Last week, a member of our staff was invited to come on CNN Headline News to discuss rape myths during their coverage of Sexual Assault Awareness Month. You can watch the video of Richelle Carey interviewing our Director of Development Amber Harris here.
Because these interviews are so short, there are always points we wish we had made once the interview is done. Also, a complicated issue like sexual assault, and the way our culture views and discusses it, is something that warrants a more thorough discussion than you can fit into a few minutes. That is why we'll be exploring the rape myths discussed in the segment in more detail. The first myth discussed was the idea that victims are sometimes to blame for some or all of their sexual assault.

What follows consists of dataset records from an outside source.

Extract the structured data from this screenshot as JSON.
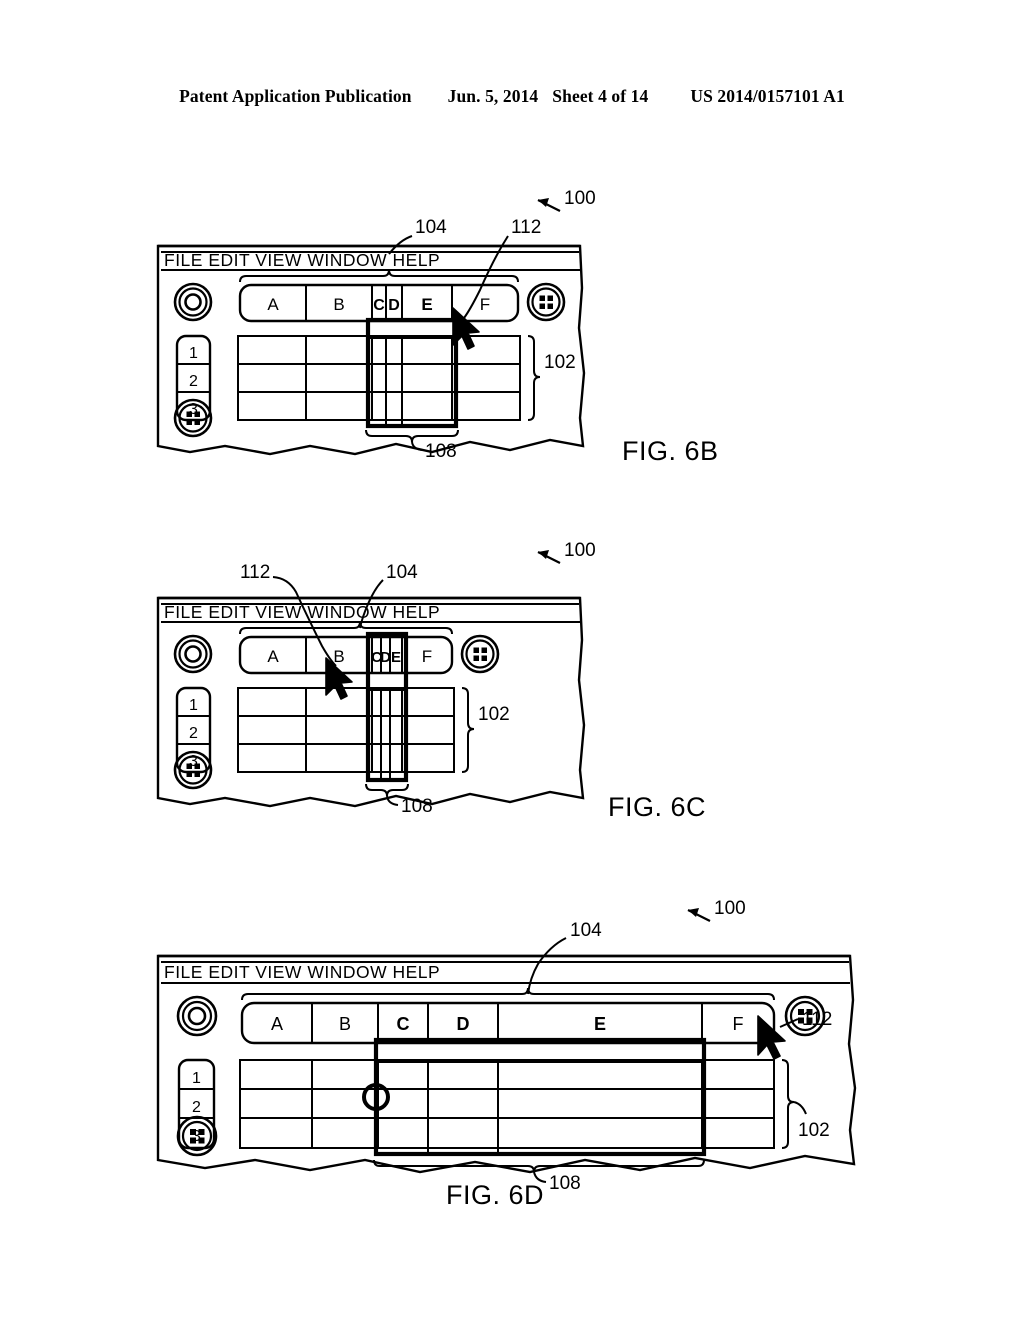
{
  "publication_header": {
    "left": "Patent Application Publication",
    "date": "Jun. 5, 2014",
    "sheet": "Sheet 4 of 14",
    "number": "US 2014/0157101 A1"
  },
  "menu_bar": {
    "items": [
      "FILE",
      "EDIT",
      "VIEW",
      "WINDOW",
      "HELP"
    ],
    "text": "FILE  EDIT  VIEW  WINDOW  HELP"
  },
  "grid": {
    "column_headers": [
      "A",
      "B",
      "C",
      "D",
      "E",
      "F"
    ],
    "row_headers": [
      "1",
      "2",
      "3"
    ]
  },
  "reference_numerals": {
    "device": "100",
    "grid_region": "102",
    "column_header_bar": "104",
    "selection_box": "108",
    "cursor": "112"
  },
  "icons": {
    "top_left": "target-circle-icon",
    "top_right": "grid-four-squares-icon",
    "bottom_left": "grid-four-squares-icon",
    "cursor": "mouse-pointer-icon",
    "drag_handle": "circle-drag-handle-icon"
  },
  "figures": [
    {
      "id": "fig6b",
      "caption": "FIG. 6B",
      "state": "columns C D E partially collapsed, cursor at right edge of selection",
      "visible_columns": [
        "A",
        "B",
        "C",
        "D",
        "E",
        "F"
      ],
      "selected_columns": [
        "C",
        "D",
        "E"
      ],
      "callouts": [
        "100",
        "104",
        "112",
        "102",
        "108"
      ]
    },
    {
      "id": "fig6c",
      "caption": "FIG. 6C",
      "state": "columns C D E fully collapsed, cursor moved left",
      "visible_columns": [
        "A",
        "B",
        "C",
        "D",
        "E",
        "F"
      ],
      "selected_columns": [
        "C",
        "D",
        "E"
      ],
      "callouts": [
        "112",
        "104",
        "100",
        "102",
        "108"
      ]
    },
    {
      "id": "fig6d",
      "caption": "FIG. 6D",
      "state": "columns C D E expanded, column E widest, drag handle shown on left edge",
      "visible_columns": [
        "A",
        "B",
        "C",
        "D",
        "E",
        "F"
      ],
      "selected_columns": [
        "C",
        "D",
        "E"
      ],
      "callouts": [
        "100",
        "104",
        "112",
        "102",
        "108"
      ]
    }
  ],
  "colors": {
    "ink": "#000000",
    "paper": "#ffffff"
  }
}
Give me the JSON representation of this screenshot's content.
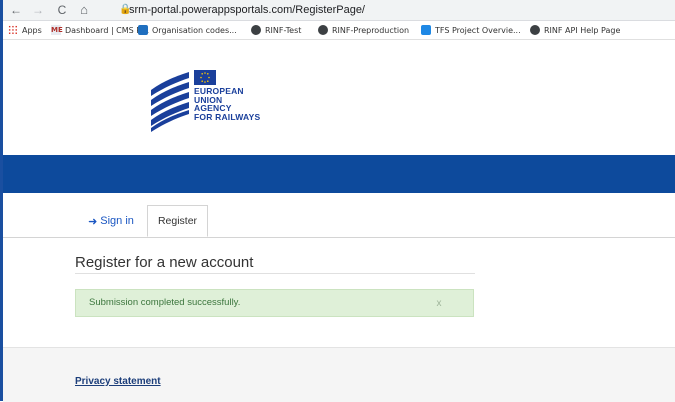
{
  "browser": {
    "url": "srm-portal.powerappsportals.com/RegisterPage/",
    "nav": {
      "back": "←",
      "forward": "→",
      "reload": "C",
      "home": "⌂"
    },
    "bookmarks": [
      {
        "label": "Apps",
        "icon": "apps-grid-icon"
      },
      {
        "label": "Dashboard | CMS R...",
        "icon": "dashboard-favicon"
      },
      {
        "label": "Organisation codes...",
        "icon": "sharepoint-favicon"
      },
      {
        "label": "RINF-Test",
        "icon": "globe-icon"
      },
      {
        "label": "RINF-Preproduction",
        "icon": "globe-icon"
      },
      {
        "label": "TFS Project Overvie...",
        "icon": "tfs-favicon"
      },
      {
        "label": "RINF API Help Page",
        "icon": "globe-icon"
      }
    ]
  },
  "logo": {
    "lines": [
      "EUROPEAN",
      "UNION",
      "AGENCY",
      "FOR RAILWAYS"
    ]
  },
  "tabs": {
    "signin": "Sign in",
    "register": "Register"
  },
  "main": {
    "title": "Register for a new account",
    "alert": {
      "message": "Submission completed successfully.",
      "close": "x"
    }
  },
  "footer": {
    "privacy": "Privacy statement"
  },
  "colors": {
    "brand_blue": "#0d4a9c",
    "alert_bg": "#dff0d8",
    "alert_text": "#3c763d"
  }
}
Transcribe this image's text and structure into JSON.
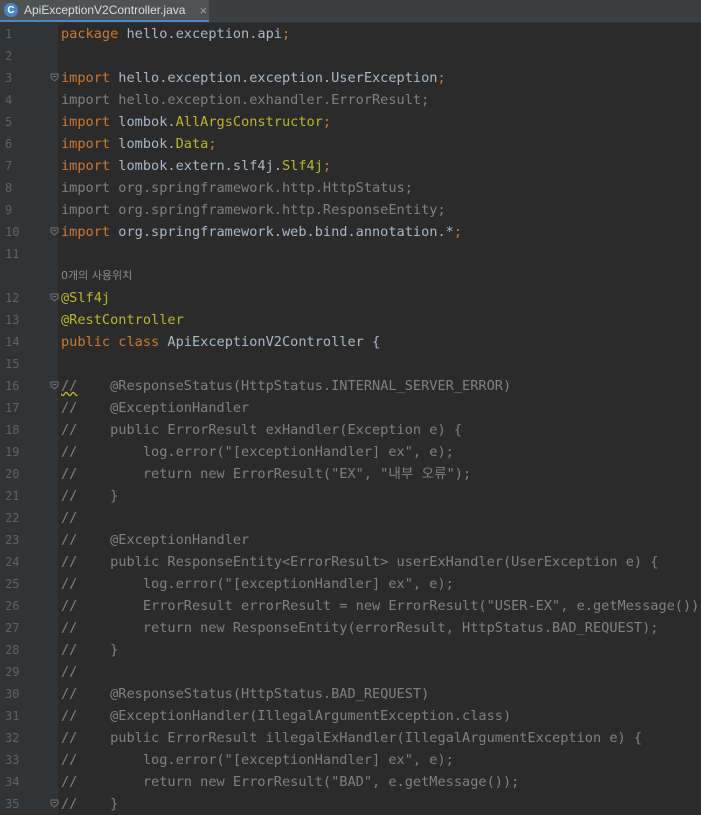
{
  "tab": {
    "file_icon_letter": "C",
    "file_name": "ApiExceptionV2Controller.java",
    "close_glyph": "×"
  },
  "inlay_hint": "0개의 사용위치",
  "colors": {
    "background": "#2b2b2b",
    "gutter": "#313335",
    "keyword": "#cc7832",
    "annotation": "#bbb529",
    "comment": "#808080",
    "text": "#a9b7c6",
    "tab_underline": "#4a88c7"
  },
  "lines": [
    {
      "n": "1",
      "fold": false,
      "segs": [
        {
          "t": "package",
          "c": "kw"
        },
        {
          "t": " hello.exception.api"
        },
        {
          "t": ";",
          "c": "kw"
        }
      ]
    },
    {
      "n": "2",
      "fold": false,
      "segs": []
    },
    {
      "n": "3",
      "fold": true,
      "segs": [
        {
          "t": "import",
          "c": "kw"
        },
        {
          "t": " hello.exception.exception.UserException"
        },
        {
          "t": ";",
          "c": "kw"
        }
      ]
    },
    {
      "n": "4",
      "fold": false,
      "segs": [
        {
          "t": "import hello.exception.exhandler.ErrorResult;",
          "c": "dim"
        }
      ]
    },
    {
      "n": "5",
      "fold": false,
      "segs": [
        {
          "t": "import",
          "c": "kw"
        },
        {
          "t": " lombok."
        },
        {
          "t": "AllArgsConstructor",
          "c": "ann"
        },
        {
          "t": ";",
          "c": "kw"
        }
      ]
    },
    {
      "n": "6",
      "fold": false,
      "segs": [
        {
          "t": "import",
          "c": "kw"
        },
        {
          "t": " lombok."
        },
        {
          "t": "Data",
          "c": "ann"
        },
        {
          "t": ";",
          "c": "kw"
        }
      ]
    },
    {
      "n": "7",
      "fold": false,
      "segs": [
        {
          "t": "import",
          "c": "kw"
        },
        {
          "t": " lombok.extern.slf4j."
        },
        {
          "t": "Slf4j",
          "c": "ann"
        },
        {
          "t": ";",
          "c": "kw"
        }
      ]
    },
    {
      "n": "8",
      "fold": false,
      "segs": [
        {
          "t": "import org.springframework.http.HttpStatus;",
          "c": "dim"
        }
      ]
    },
    {
      "n": "9",
      "fold": false,
      "segs": [
        {
          "t": "import org.springframework.http.ResponseEntity;",
          "c": "dim"
        }
      ]
    },
    {
      "n": "10",
      "fold": true,
      "segs": [
        {
          "t": "import",
          "c": "kw"
        },
        {
          "t": " org.springframework.web.bind.annotation.*"
        },
        {
          "t": ";",
          "c": "kw"
        }
      ]
    },
    {
      "n": "11",
      "fold": false,
      "segs": []
    },
    {
      "n": "",
      "hint": true,
      "fold": false,
      "segs": []
    },
    {
      "n": "12",
      "fold": true,
      "segs": [
        {
          "t": "@Slf4j",
          "c": "ann"
        }
      ]
    },
    {
      "n": "13",
      "fold": false,
      "segs": [
        {
          "t": "@RestController",
          "c": "ann"
        }
      ]
    },
    {
      "n": "14",
      "fold": false,
      "segs": [
        {
          "t": "public class",
          "c": "kw"
        },
        {
          "t": " ApiExceptionV2Controller {"
        }
      ]
    },
    {
      "n": "15",
      "fold": false,
      "segs": []
    },
    {
      "n": "16",
      "fold": true,
      "segs": [
        {
          "t": "//",
          "c": "err"
        },
        {
          "t": "    @ResponseStatus(HttpStatus.INTERNAL_SERVER_ERROR)",
          "c": "cmt"
        }
      ]
    },
    {
      "n": "17",
      "fold": false,
      "segs": [
        {
          "t": "//    @ExceptionHandler",
          "c": "cmt"
        }
      ]
    },
    {
      "n": "18",
      "fold": false,
      "segs": [
        {
          "t": "//    public ErrorResult exHandler(Exception e) {",
          "c": "cmt"
        }
      ]
    },
    {
      "n": "19",
      "fold": false,
      "segs": [
        {
          "t": "//        log.error(\"[exceptionHandler] ex\", e);",
          "c": "cmt"
        }
      ]
    },
    {
      "n": "20",
      "fold": false,
      "segs": [
        {
          "t": "//        return new ErrorResult(\"EX\", \"내부 오류\");",
          "c": "cmt"
        }
      ]
    },
    {
      "n": "21",
      "fold": false,
      "segs": [
        {
          "t": "//    }",
          "c": "cmt"
        }
      ]
    },
    {
      "n": "22",
      "fold": false,
      "segs": [
        {
          "t": "//",
          "c": "cmt"
        }
      ]
    },
    {
      "n": "23",
      "fold": false,
      "segs": [
        {
          "t": "//    @ExceptionHandler",
          "c": "cmt"
        }
      ]
    },
    {
      "n": "24",
      "fold": false,
      "segs": [
        {
          "t": "//    public ResponseEntity<ErrorResult> userExHandler(UserException e) {",
          "c": "cmt"
        }
      ]
    },
    {
      "n": "25",
      "fold": false,
      "segs": [
        {
          "t": "//        log.error(\"[exceptionHandler] ex\", e);",
          "c": "cmt"
        }
      ]
    },
    {
      "n": "26",
      "fold": false,
      "segs": [
        {
          "t": "//        ErrorResult errorResult = new ErrorResult(\"USER-EX\", e.getMessage());",
          "c": "cmt"
        }
      ]
    },
    {
      "n": "27",
      "fold": false,
      "segs": [
        {
          "t": "//        return new ResponseEntity(errorResult, HttpStatus.BAD_REQUEST);",
          "c": "cmt"
        }
      ]
    },
    {
      "n": "28",
      "fold": false,
      "segs": [
        {
          "t": "//    }",
          "c": "cmt"
        }
      ]
    },
    {
      "n": "29",
      "fold": false,
      "segs": [
        {
          "t": "//",
          "c": "cmt"
        }
      ]
    },
    {
      "n": "30",
      "fold": false,
      "segs": [
        {
          "t": "//    @ResponseStatus(HttpStatus.BAD_REQUEST)",
          "c": "cmt"
        }
      ]
    },
    {
      "n": "31",
      "fold": false,
      "segs": [
        {
          "t": "//    @ExceptionHandler(IllegalArgumentException.class)",
          "c": "cmt"
        }
      ]
    },
    {
      "n": "32",
      "fold": false,
      "segs": [
        {
          "t": "//    public ErrorResult illegalExHandler(IllegalArgumentException e) {",
          "c": "cmt"
        }
      ]
    },
    {
      "n": "33",
      "fold": false,
      "segs": [
        {
          "t": "//        log.error(\"[exceptionHandler] ex\", e);",
          "c": "cmt"
        }
      ]
    },
    {
      "n": "34",
      "fold": false,
      "segs": [
        {
          "t": "//        return new ErrorResult(\"BAD\", e.getMessage());",
          "c": "cmt"
        }
      ]
    },
    {
      "n": "35",
      "fold": true,
      "segs": [
        {
          "t": "//    }",
          "c": "cmt"
        }
      ]
    }
  ]
}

We as a culture are desperate to blame rape victims for some or all of what happened to them. If she had been drinking, the rape was at least partially her fault. If she was dressed suggestively, it was her fault. If she invited a man into her home, it was her fault. If she has had sex before, especially with him, it was her fault. If she is married to him, she has given up forever her right to say no.
All of these ways of thinking are, of course, false. It is not illegal for a woman above the legal drinking age to have a drink. It is not illegal for women to wear low-cut tops or short skirts, or heels. It is not illegal for women to invite men into their homes. It is not illegal for women to have sex and also to withdraw their consent for sex at any time during or afterward. It is up to the other person to stop when that consent is withdrawn, or if it is never given. If you don't stop, that is rape, and rape is illegal.
Think of it this way. Thousands of women go to bars every weekend dressed in club-wear and no one assaults them. Thousands of women end relationships with men with whom they've had sex every week and those men do not assault them. And yet, every 2 minutes in the US, someone is sexually assaulted. Many of those women and men were not drunk, dressed suggestively, etc. The difference for them is that they were in the presence of a rapist.
So why are we so determined to blame victims for their assaults? As Amber suggested in her interview, it may be, at least partly, at least for women, a self-protection mechanism. When we hear that 1 in 6 women* in the US will be sexually assaulted in their lifetimes, we need to believe something that will help us deny that it will happen to us. We need to believe that women did something wrong or something stupid that compromised their safety. If we admit that women who are sexually assaulted did nothing at all to cause that assault, then we as women live in constant fear.
Even though it is an understandable self-protection mechanism, blaming the victim is not OK. Why? Because when blaming the victim, you are helping the rapist.
Let that sink in. When you blame a victim for her own assault, you are helping the rapist.
Most courtroom rape defenses rely on the exact victim blaming rhetoric that we lay out above to keep rapists from going to jail. And women who don't want to suffer through that victim blaming often don't press charges in the first place. That's why 61% of rapes are never reported to police and only 6% of rapists ever see a day in jail. When you participate in victim blaming, you are causing women who have been assaulted to relive their trauma and possibly also blame themselves. You are also helping the real criminal, the rapist, walk free.
It's also a lot easier to blame the victim than it is to blame the rapist. After all, the solutions are so much easier if we concentrate on the victim. Take a self-defense class. Don't drink. Always be aware of your surroundings. However, 1 in 20 college-age men will admit to raping someone in anonymous surveys, as long as the word "rape" isn't used in the description of the act.** It's a lot harder to change the beliefs and the power structure that feeds men the idea that it is OK to take sex from a women without her consent, as if she is not a real person and her feelings don't matter. Teaching men who don't already think so that women matter is incredibly difficult. If we believe that women aren't to blame for their assaults, and yet we do nothing about it, we are yet again helping the rapist.
Don't help the rapist; help us. When your friends, family members, or colleagues are blaming the victim, stop them and explain why victim blaming is harmful. Stop people when they make rape jokes in your presence. Volunteer for a local organization, like ours, that works to end violence against women. Then you don't have to be as afraid, you don't have to harm victims, and you are doing something to end violence against women. And you aren't helping a rapist.
*The really frightening thing about that 1 in 6 number is that it doesn't take into account that many of those women will be assaulted more than once.
**We'll explore this stat in a future post.